The Betari Box

Linking Attitude and Behavior

Also known as Betari's Box, Betaris Box, and the Cycle of Conflict

The Betari Box

The impact of attitude and behavior on each other is a closed loop.

© iStockphoto/MikeRickword

Natasha's boss mistrusted her.

This wasn't because she was incompetent – rather, it seemed to be a matter of principle for him.

He spent most of the day watching people to make sure they did their work correctly. He watched the clock to ensure that everyone's lunch hour was exactly one hour long. He even checked their mailboxes to make sure they weren't receiving personal messages.

Not surprisingly, Natasha and her colleagues resented their boss's mistrust. As a result, they stopped making decisions for themselves; they just asked him what he wanted when a decision had to be made, and they stopped taking responsibility for what they were doing. This reinforced the boss's belief that they weren't capable of working under their own initiative.

Have you ever seen a cyclical pattern of behavior like this in your workplace? It's common in organizations, and it's illustrated in a simple model called the Betari Box.

In this article, we'll show you what the Betari Box is, and you'll learn how to use it to improve the mood of your workplace.

The Betari Box

The Betari Box, seen in Figure1, is a model that helps us understand the impact that our own attitudes and behaviors have on the attitudes and behaviors of the people around us.

Betari Box Diagram

Our attitude plays a large role in the behavior we exhibit. When we're feeling motivated and positive, we smile, we compliment our team, and we empower those around us. When we're feeling negative, the reverse is often true – we can be impatient, we get angry at our people, and we might even yell or argue.

These behaviors often affect the people around us. They then turn those negative behaviors back on us, and the conflict gets worse.

Although the idea of the Betari Box is quite simple, understanding it can help people learn to recognize when they're stuck in a negative cycle.

Note:

It's not clear who originated the Betari box, or where the name comes from. If you know, please contact us!

Examples of the Betari Box

Using the Betari Box is all about recognizing negative cycles, and making a change within yourself to break out of them. The following examples show what can happen when you are – or are not – willing to make this change.

Example 1:

Imagine that your drive to work is very stressful. The longer you sit in traffic, the more frustrated you become – and by the time you get to the office, you're in a negative mood.
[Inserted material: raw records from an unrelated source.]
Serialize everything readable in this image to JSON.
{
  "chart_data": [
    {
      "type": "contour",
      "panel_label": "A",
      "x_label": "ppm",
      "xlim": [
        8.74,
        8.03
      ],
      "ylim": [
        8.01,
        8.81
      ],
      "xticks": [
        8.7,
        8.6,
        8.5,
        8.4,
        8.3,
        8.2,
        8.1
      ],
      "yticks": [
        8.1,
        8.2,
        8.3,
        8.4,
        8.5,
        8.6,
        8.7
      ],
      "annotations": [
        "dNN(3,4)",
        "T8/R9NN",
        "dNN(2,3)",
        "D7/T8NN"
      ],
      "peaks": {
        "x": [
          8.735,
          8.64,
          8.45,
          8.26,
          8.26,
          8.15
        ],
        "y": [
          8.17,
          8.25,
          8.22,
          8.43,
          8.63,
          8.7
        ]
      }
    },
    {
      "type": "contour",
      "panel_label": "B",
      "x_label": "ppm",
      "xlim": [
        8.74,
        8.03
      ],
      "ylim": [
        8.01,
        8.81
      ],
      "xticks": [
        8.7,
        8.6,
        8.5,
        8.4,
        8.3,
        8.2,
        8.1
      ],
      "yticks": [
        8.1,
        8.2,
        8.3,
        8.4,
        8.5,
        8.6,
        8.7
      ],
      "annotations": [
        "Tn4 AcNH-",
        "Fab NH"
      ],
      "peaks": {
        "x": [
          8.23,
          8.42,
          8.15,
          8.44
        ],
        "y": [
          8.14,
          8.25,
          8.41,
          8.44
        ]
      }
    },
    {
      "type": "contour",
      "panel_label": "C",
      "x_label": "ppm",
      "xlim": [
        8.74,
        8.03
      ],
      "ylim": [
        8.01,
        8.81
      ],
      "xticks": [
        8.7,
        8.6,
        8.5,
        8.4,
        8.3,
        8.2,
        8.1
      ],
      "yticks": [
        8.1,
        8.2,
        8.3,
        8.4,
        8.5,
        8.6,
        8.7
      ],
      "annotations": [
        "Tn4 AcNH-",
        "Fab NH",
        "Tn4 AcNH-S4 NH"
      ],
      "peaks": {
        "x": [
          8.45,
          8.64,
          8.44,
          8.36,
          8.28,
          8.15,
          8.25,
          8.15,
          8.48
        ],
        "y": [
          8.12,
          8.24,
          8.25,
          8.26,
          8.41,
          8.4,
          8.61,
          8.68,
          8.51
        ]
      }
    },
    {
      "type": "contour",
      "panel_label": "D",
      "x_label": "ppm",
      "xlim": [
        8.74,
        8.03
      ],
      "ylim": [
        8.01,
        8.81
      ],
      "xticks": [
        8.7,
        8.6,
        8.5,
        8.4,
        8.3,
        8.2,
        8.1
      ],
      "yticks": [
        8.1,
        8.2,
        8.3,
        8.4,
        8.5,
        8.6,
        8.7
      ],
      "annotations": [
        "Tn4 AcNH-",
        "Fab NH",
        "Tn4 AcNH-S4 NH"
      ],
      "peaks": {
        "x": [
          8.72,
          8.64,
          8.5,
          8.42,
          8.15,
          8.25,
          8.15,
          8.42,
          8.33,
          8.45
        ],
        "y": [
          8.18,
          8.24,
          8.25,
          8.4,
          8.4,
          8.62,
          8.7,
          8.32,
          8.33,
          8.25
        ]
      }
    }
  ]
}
Your attitude causes you to use inappropriate negative behaviors. Your temper is short, so you yell at your assistant and then shout at a colleague when you discover a mistake in the report she just gave you.

Your negative behavior, in turn, affects your assistant and colleague. They are upset by your attitude and behavior, and they then repeat them in other negative ways. Your assistant is sulky and unhelpful for the next few hours, and your colleague is sarcastic and resentful towards you as well. No real communication takes place.

Example 2:

Imagine that it's just after lunch. You've had your negative drive into work, and you've already yelled at your assistant and your colleague.

As you sit at your desk angry, you realize that this all started with something incredibly silly: your drive into work. After thinking about this, you decide to exit the cycle. You begin by offering your assistant a genuine apology, which he accepts with a smile. You also apologize to your colleague, and you offer to work with her on the report to improve it. She also accepts your apology, and she thanks you for being willing to help fix her mistake.

The end result: productive, meaningful communication can now take place, simply because you were willing to stop your negative thinking and step out of the cycle.

Example 3:

The next day, your commute is just as bad, but you use relaxation techniques   in your car, and you make a real effort to be positive as you go into the office. You greet your assistant and your colleague warmly. Soon they're pleasant back to you, and you all have a positive, enjoyable, productive day.

Key Points

The Betari Box illustrates how our own attitudes and behaviors directly affect the attitudes and behaviors of people around us. When we're stuck in a negative cycle, then it's up to us to stop that cycle by changing our attitude. This will positively impact those around us – and therefore break the cycle.

Apply This to Your Life

  1. Remember that your attitude, good or bad, affects everyone around you.
  2. The next time you're in a negative mood, stop what you're doing. Take a few minutes to assess why you're feeling so negative. Negativity often begins with an insignificant event (like spilling coffee or getting stuck in traffic) and simply gets worse from there. Consciously decide to break out of the cycle by focusing on something positive.
  3. If a colleague is stuck in a negative cycle, then remember that you have a choice in how you respond. Just because that person is negative to you doesn't mean that you have to be negative back.
  4. If a team member is persistently grumpy and rude, explore the reasons for that negativity with them. Consider talking about the Betari box, and highlight the consequences of their behavior for team productivity and for their own quality of life.
  5. It's possible to get into downward spirals where someone is grumpy with you, you get defensive and grumpy back, and so on. Where you see this happen, see if you can agree to "press the reset button", and be pleasant to one-another.
  6. Practice empathy at work  . Empathy can also get you out of a negative cycle once you're in it.